Wilhelm Albrecht Otto Popp (who sometimes styled himself Guillaume Popp), came into the world on April 29, 1828 in Coburg, which lies in the upper Franconian region of northern Bavaria. He was court pianist and solo flutist in the Hoforchester of Coburg until 1866. Afterwards he was best known as a pedagogue and virtuoso flute soloist, and Popp’s long list of compositions numbered close to six hundred (with over a hundred more under the pseudonym Henry Alberti). The majority of these were works for flute and piano (published chiefly by August Cranz of Hamburg and Leipzig, and Henry Litolff of Braunschweig), but Popp also composed etudes and crafted arrangements of the classic repertoire. In addition he wrote a History of Music (Langensalza: c. 1860) and the flute method Neueste practische und vollständige Methode des Flötenspiels, op. 205 (Berlin: Karl Simon, c. 1880). As well as the Abendlied for Flute, Horn and Piano, op. 306, first issued about 1880 by Leichsenring of Hamburg (plate no. 102), he also published an Album for Horn and Piano: Collection of Classical and Modern Pieces (Zurich: Gebrüder Hug & Co). Wilhelm Popp died in Hamburg on June 25,1903.

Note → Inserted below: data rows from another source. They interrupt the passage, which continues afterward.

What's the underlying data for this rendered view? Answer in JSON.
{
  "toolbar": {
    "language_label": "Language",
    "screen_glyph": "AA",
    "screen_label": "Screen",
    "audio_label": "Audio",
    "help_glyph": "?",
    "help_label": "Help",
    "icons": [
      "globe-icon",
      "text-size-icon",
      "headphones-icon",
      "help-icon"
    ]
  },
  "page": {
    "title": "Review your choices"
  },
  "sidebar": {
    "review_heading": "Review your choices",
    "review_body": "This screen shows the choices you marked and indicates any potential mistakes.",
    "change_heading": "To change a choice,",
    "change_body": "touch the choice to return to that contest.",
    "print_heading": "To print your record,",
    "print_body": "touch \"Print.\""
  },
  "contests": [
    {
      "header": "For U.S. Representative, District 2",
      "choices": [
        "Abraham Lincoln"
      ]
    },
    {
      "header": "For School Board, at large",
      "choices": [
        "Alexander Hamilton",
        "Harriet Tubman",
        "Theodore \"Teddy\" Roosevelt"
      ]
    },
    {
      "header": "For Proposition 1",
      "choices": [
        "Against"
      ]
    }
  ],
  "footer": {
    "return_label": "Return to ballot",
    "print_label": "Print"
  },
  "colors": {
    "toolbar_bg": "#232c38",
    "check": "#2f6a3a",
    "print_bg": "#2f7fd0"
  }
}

Rudolf Tillmetz was born in Munich on April 1, 1847. A prodigy on the flute, he studied with the famous Theobald Böhm, and began his concert career at the age of eleven. In 1864 he joined the Munich Hoforchester as apprentice. Three years later he was awarded the solo flute position in the orchestra, in which he would play world premieres of several of Wagner’s operas and work with master conductors like Hans von Bülow, Hermann Levi and Felix Mottl. Orchestra colleagues included the incomparable hornist Franz Joseph Strauss, with whom Tillmetz established a widely-admired chamber music concert series. Engaged as instructor of flute at the Royal School of Music, Tillmetz composed 59 works that included an influential instructional method (Anleitung zur Erlernung der Theobald Böhm’schen Cylinder- und Ringklappenflöte mit konischer Bohrung [Leipzig: Friedrich Kistner, 1899]), studies for flute and editions of the classical literature.

Tillmetz also composed original compositions for flute and piano - he had studied piano in his youth and was a reliable performer on that instrument. Influenced by virtuoso Munich horn colleagues Franz Strauss, Friedrich Sendelbeck, Josef and Xaver Reiter, and Hermann and Bruno Hoyer, Tillmetz also penned works for horn. The Nocturne for Flute, Horn and Piano, op. 31 (Leipzig: Friedrich Kistner, c. 1900, plate no. 8976) was dedicated to “his friend and colleague Bruno Hoyer,” Strauss’ pupil and successor, and was considered by influential academic Hugo Riemann as one of its composer’s best works. With profiles in the media at home and abroad (including articles in U.S. periodicals The Metronome and Musical Opinion & Trade Review), historian Stephan Hörner stressed that Tillmetz “was overwhelmingly acclaimed as one of the leading flute virtuosos of his time.” In later years he was honored with the titles Kammermusiker and Kammervirtuos, named professor and granted the Royal Ludwig Medal for Science and Art. Tillmetz died in his hometown on January 27, 1915.